> Its best if we judge ourselves by comparing against the actions of our fathers, otherwise we may lose ourselves in idealism.
Honesty and decency existed thousands of years ago, too, "our fathers" aren't a monolith, just like the present isn't. But more importantly, I say including 10 different versions of jQuery on one page to color 10 letters makes it load needlessly slow, and you say that's still faster than usenet in the 80s -- if you know what I mean? It is both technically true and completely besides the point.
> The claim after all, is that the current time is the most prosperous and peaceful time of all of human existence.
Nope. The claim was that this is because of countries wanting to dominate each other. I say it's despite of that.
> You may be worried about a few thousand innocent deaths here and there, but again, that number is much much MUCH much smaller than the historical norm.
It's also a rather simplicistic metric. We consider murder bad because it doesn't allow the murdered people to live their lives, right? To develop freely as a person, and whatnot? Well, there's a problem:
> "it's not possible to be fully human if you are being surveilled 24/7"
[ http://www.groklaw.net/article.php?story=20130818120421175 ]
The same goes for other things. People are getting fucked in so many ways with it's not really the opposite of murder, but its sibling. And open murder evokes criticism and resistance, while "pumping every home full of sleeping gas" (to paraphrase the lyrics to Bullet In The Head by RATM) works much better.

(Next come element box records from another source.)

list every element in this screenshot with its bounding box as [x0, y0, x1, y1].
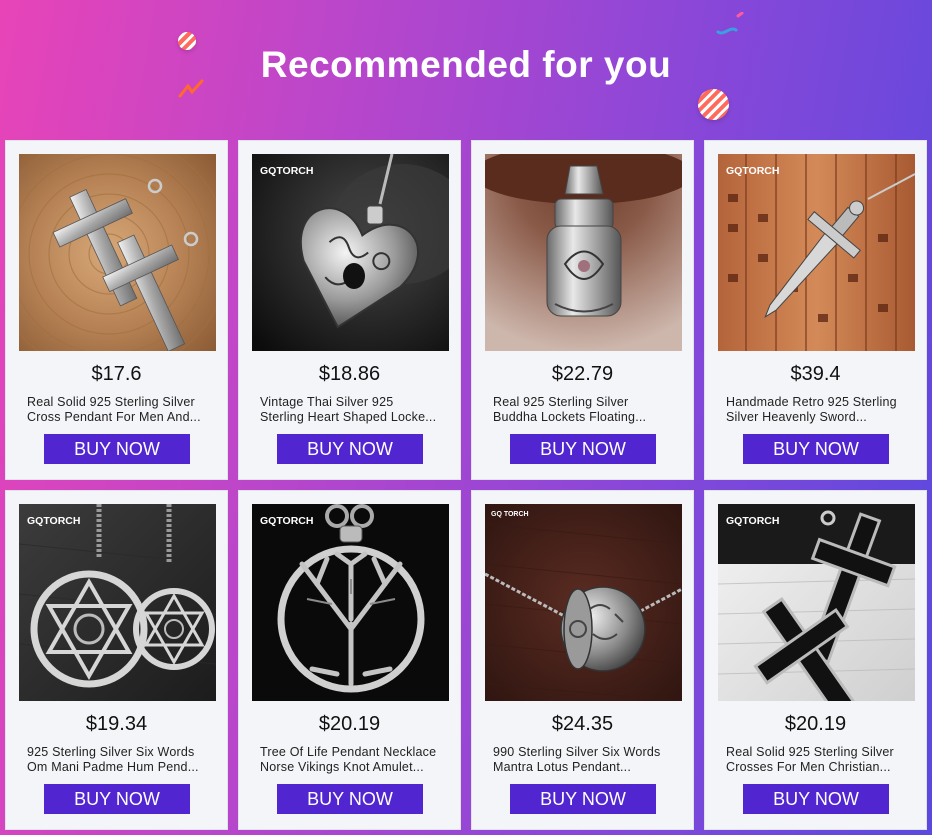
- product-price: $18.86: [318, 363, 381, 385]
- product-name-line: Silver Heavenly Sword...: [726, 410, 867, 424]
- product-name[interactable]: Tree Of Life Pendant Necklace Norse Viki…: [260, 745, 442, 775]
- product-card[interactable]: GQTORCH $19.34 925 Sterling Silver Six W…: [5, 490, 228, 830]
- product-card[interactable]: GQTORCH $20.19 Real Solid 925 Sterling S…: [704, 490, 927, 830]
- tree-of-life-image: GQTORCH: [252, 504, 449, 701]
- product-name-line: Tree Of Life Pendant Necklace: [260, 745, 437, 759]
- product-name-line: Real 925 Sterling Silver: [493, 395, 629, 409]
- product-price: $22.79: [551, 363, 614, 385]
- product-card[interactable]: $22.79 Real 925 Sterling Silver Buddha L…: [471, 140, 694, 480]
- product-image-buddha-locket[interactable]: [485, 154, 682, 351]
- product-name[interactable]: Real Solid 925 Sterling Silver Cross Pen…: [27, 395, 209, 425]
- brand-watermark: GQTORCH: [260, 165, 313, 177]
- mantra-ball-image: GQ TORCH: [485, 504, 682, 701]
- product-image-heart-locket[interactable]: GQTORCH: [252, 154, 449, 351]
- product-name[interactable]: Handmade Retro 925 Sterling Silver Heave…: [726, 395, 908, 425]
- product-name-line: Crosses For Men Christian...: [726, 760, 891, 774]
- header-banner: Recommended for you: [0, 0, 932, 140]
- heart-locket-image: GQTORCH: [252, 154, 449, 351]
- product-image-tree-of-life[interactable]: GQTORCH: [252, 504, 449, 701]
- product-grid: $17.6 Real Solid 925 Sterling Silver Cro…: [5, 140, 928, 830]
- buy-now-button[interactable]: BUY NOW: [510, 434, 656, 464]
- product-name[interactable]: 990 Sterling Silver Six Words Mantra Lot…: [493, 745, 675, 775]
- striped-ball-decoration: [698, 89, 729, 120]
- buy-now-button[interactable]: BUY NOW: [44, 784, 190, 814]
- buy-now-button[interactable]: BUY NOW: [510, 784, 656, 814]
- brand-watermark: GQTORCH: [260, 515, 313, 527]
- black-crosses-image: GQTORCH: [718, 504, 915, 701]
- product-name-line: Norse Vikings Knot Amulet...: [260, 760, 424, 774]
- brand-watermark: GQTORCH: [726, 515, 779, 527]
- product-image-hexagram-pendant[interactable]: GQTORCH: [19, 504, 216, 701]
- product-name-line: Real Solid 925 Sterling Silver: [726, 745, 894, 759]
- buddha-locket-image: [485, 154, 682, 351]
- product-image-sword-pendant[interactable]: GQTORCH: [718, 154, 915, 351]
- page-title: Recommended for you: [260, 44, 672, 85]
- product-name-line: Real Solid 925 Sterling Silver: [27, 395, 195, 409]
- product-name-line: Sterling Heart Shaped Locke...: [260, 410, 437, 424]
- product-name[interactable]: Real Solid 925 Sterling Silver Crosses F…: [726, 745, 908, 775]
- brand-watermark: GQTORCH: [726, 165, 779, 177]
- brand-watermark: GQTORCH: [27, 515, 80, 527]
- buy-now-button[interactable]: BUY NOW: [44, 434, 190, 464]
- product-price: $17.6: [91, 363, 142, 385]
- product-image-silver-cross[interactable]: [19, 154, 216, 351]
- product-price: $19.34: [85, 713, 148, 735]
- product-image-mantra-ball[interactable]: GQ TORCH: [485, 504, 682, 701]
- buy-now-button[interactable]: BUY NOW: [277, 434, 423, 464]
- product-name-line: Cross Pendant For Men And...: [27, 410, 201, 424]
- product-name[interactable]: Real 925 Sterling Silver Buddha Lockets …: [493, 395, 675, 425]
- buy-now-button[interactable]: BUY NOW: [277, 784, 423, 814]
- buy-now-button[interactable]: BUY NOW: [743, 784, 889, 814]
- buy-now-button[interactable]: BUY NOW: [743, 434, 889, 464]
- product-name-line: Handmade Retro 925 Sterling: [726, 395, 897, 409]
- product-card[interactable]: GQTORCH $39.4 Handmade Retro 925 Sterlin…: [704, 140, 927, 480]
- brand-watermark: GQ TORCH: [491, 511, 529, 518]
- product-price: $24.35: [551, 713, 614, 735]
- product-card[interactable]: $17.6 Real Solid 925 Sterling Silver Cro…: [5, 140, 228, 480]
- product-price: $20.19: [318, 713, 381, 735]
- streamer-decoration: [716, 12, 744, 35]
- cross-pendants-image: [19, 154, 216, 351]
- product-card[interactable]: GQTORCH $18.86 Vintage Thai Silver 925 S…: [238, 140, 461, 480]
- product-image-black-crosses[interactable]: GQTORCH: [718, 504, 915, 701]
- product-card[interactable]: GQ TORCH $24.35 990 Sterling Silver Six …: [471, 490, 694, 830]
- sword-pendant-image: GQTORCH: [718, 154, 915, 351]
- product-name-line: 990 Sterling Silver Six Words: [493, 745, 661, 759]
- product-name-line: 925 Sterling Silver Six Words: [27, 745, 195, 759]
- product-name-line: Mantra Lotus Pendant...: [493, 760, 632, 774]
- product-name[interactable]: Vintage Thai Silver 925 Sterling Heart S…: [260, 395, 442, 425]
- product-card[interactable]: GQTORCH $20.19 Tree Of Life Pendant Neck…: [238, 490, 461, 830]
- product-name[interactable]: 925 Sterling Silver Six Words Om Mani Pa…: [27, 745, 209, 775]
- hexagram-pendants-image: GQTORCH: [19, 504, 216, 701]
- product-price: $39.4: [790, 363, 841, 385]
- product-name-line: Om Mani Padme Hum Pend...: [27, 760, 199, 774]
- product-name-line: Vintage Thai Silver 925: [260, 395, 394, 409]
- product-price: $20.19: [784, 713, 847, 735]
- product-name-line: Buddha Lockets Floating...: [493, 410, 647, 424]
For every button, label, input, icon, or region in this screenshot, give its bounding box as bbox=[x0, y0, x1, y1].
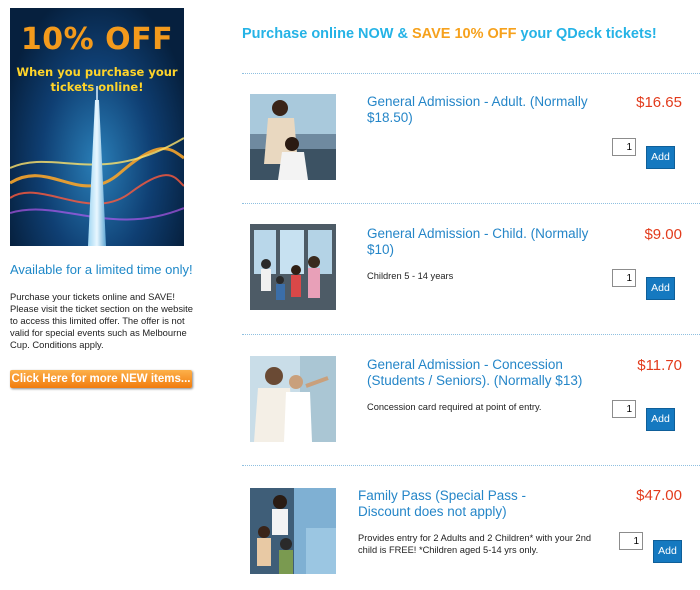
promo-description-line2: Please visit the ticket section on the w… bbox=[10, 303, 193, 350]
product-photo-child bbox=[250, 224, 336, 310]
limited-time-notice: Available for a limited time only! bbox=[10, 262, 193, 277]
product-price: $47.00 bbox=[636, 487, 682, 504]
add-to-cart-button[interactable]: Add bbox=[653, 540, 682, 563]
banner-discount: 10% OFF bbox=[20, 22, 174, 57]
quantity-input[interactable] bbox=[612, 269, 636, 287]
product-note: Provides entry for 2 Adults and 2 Childr… bbox=[358, 533, 592, 555]
product-row-concession: General Admission - Concession (Students… bbox=[242, 334, 700, 465]
quantity-input[interactable] bbox=[612, 138, 636, 156]
quantity-input[interactable] bbox=[619, 532, 643, 550]
promo-description-line1: Purchase your tickets online and SAVE! bbox=[10, 291, 176, 302]
banner-text-line2: tickets online! bbox=[50, 80, 144, 94]
product-price: $9.00 bbox=[644, 226, 682, 243]
product-price: $11.70 bbox=[637, 357, 682, 374]
more-new-items-button[interactable]: Click Here for more NEW items... bbox=[10, 370, 192, 388]
product-row-adult: General Admission - Adult. (Normally $18… bbox=[242, 73, 700, 203]
quantity-input[interactable] bbox=[612, 400, 636, 418]
product-price: $16.65 bbox=[636, 94, 682, 111]
product-row-child: General Admission - Child. (Normally $10… bbox=[242, 203, 700, 334]
product-title: General Admission - Adult. (Normally $18… bbox=[367, 94, 588, 125]
headline-part2: your QDeck tickets! bbox=[516, 26, 657, 42]
product-photo-family bbox=[250, 488, 336, 574]
add-to-cart-button[interactable]: Add bbox=[646, 408, 675, 431]
promo-banner: 10% OFF When you purchase your tickets o… bbox=[10, 8, 184, 246]
product-photo-concession bbox=[250, 356, 336, 442]
add-to-cart-button[interactable]: Add bbox=[646, 277, 675, 300]
page-headline: Purchase online NOW & SAVE 10% OFF your … bbox=[242, 26, 657, 42]
promo-description: Purchase your tickets online and SAVE! P… bbox=[10, 291, 200, 351]
headline-part1: Purchase online NOW & bbox=[242, 26, 412, 42]
product-photo-adult bbox=[250, 94, 336, 180]
banner-text-line1: When you purchase your bbox=[16, 65, 178, 79]
add-to-cart-button[interactable]: Add bbox=[646, 146, 675, 169]
product-title: General Admission - Child. (Normally $10… bbox=[367, 226, 589, 257]
product-title: General Admission - Concession (Students… bbox=[367, 357, 583, 388]
headline-highlight: SAVE 10% OFF bbox=[412, 26, 517, 42]
product-title: Family Pass (Special Pass - Discount doe… bbox=[358, 488, 527, 519]
product-row-family: Family Pass (Special Pass - Discount doe… bbox=[242, 465, 700, 590]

> I am peace-loving and idealistic enough that I believe we should open up our country to these people, despite the risks.
Call me when you're willing to get war criminals arrested and tried, and I mean American/Western ones. And let's talk about how peaceful the world has become after the wars/genocides over oil and water are over. You know, the ones we do nothing serious to avoid steering into, because we're too busy dominating each other, building little fortresses and kicking away the ladder? The gap between rich and poor is growing, not shrinking. You can't say by the standards of 1900, people today are better off. Well you can, but I can't take it seriously. By the standards of 2016 -- the ones that matter -- many people are worse off. As Stephen Hawking wrote:
> If machines produce everything we need, the outcome will depend on how things are distributed. Everyone can enjoy a life of luxurious leisure if the machine-produced wealth is shared, or most people can end up miserably poor if the machine-owners successfully lobby against wealth redistribution. So far, the trend seems to be toward the second option, with technology driving ever-increasing inequality.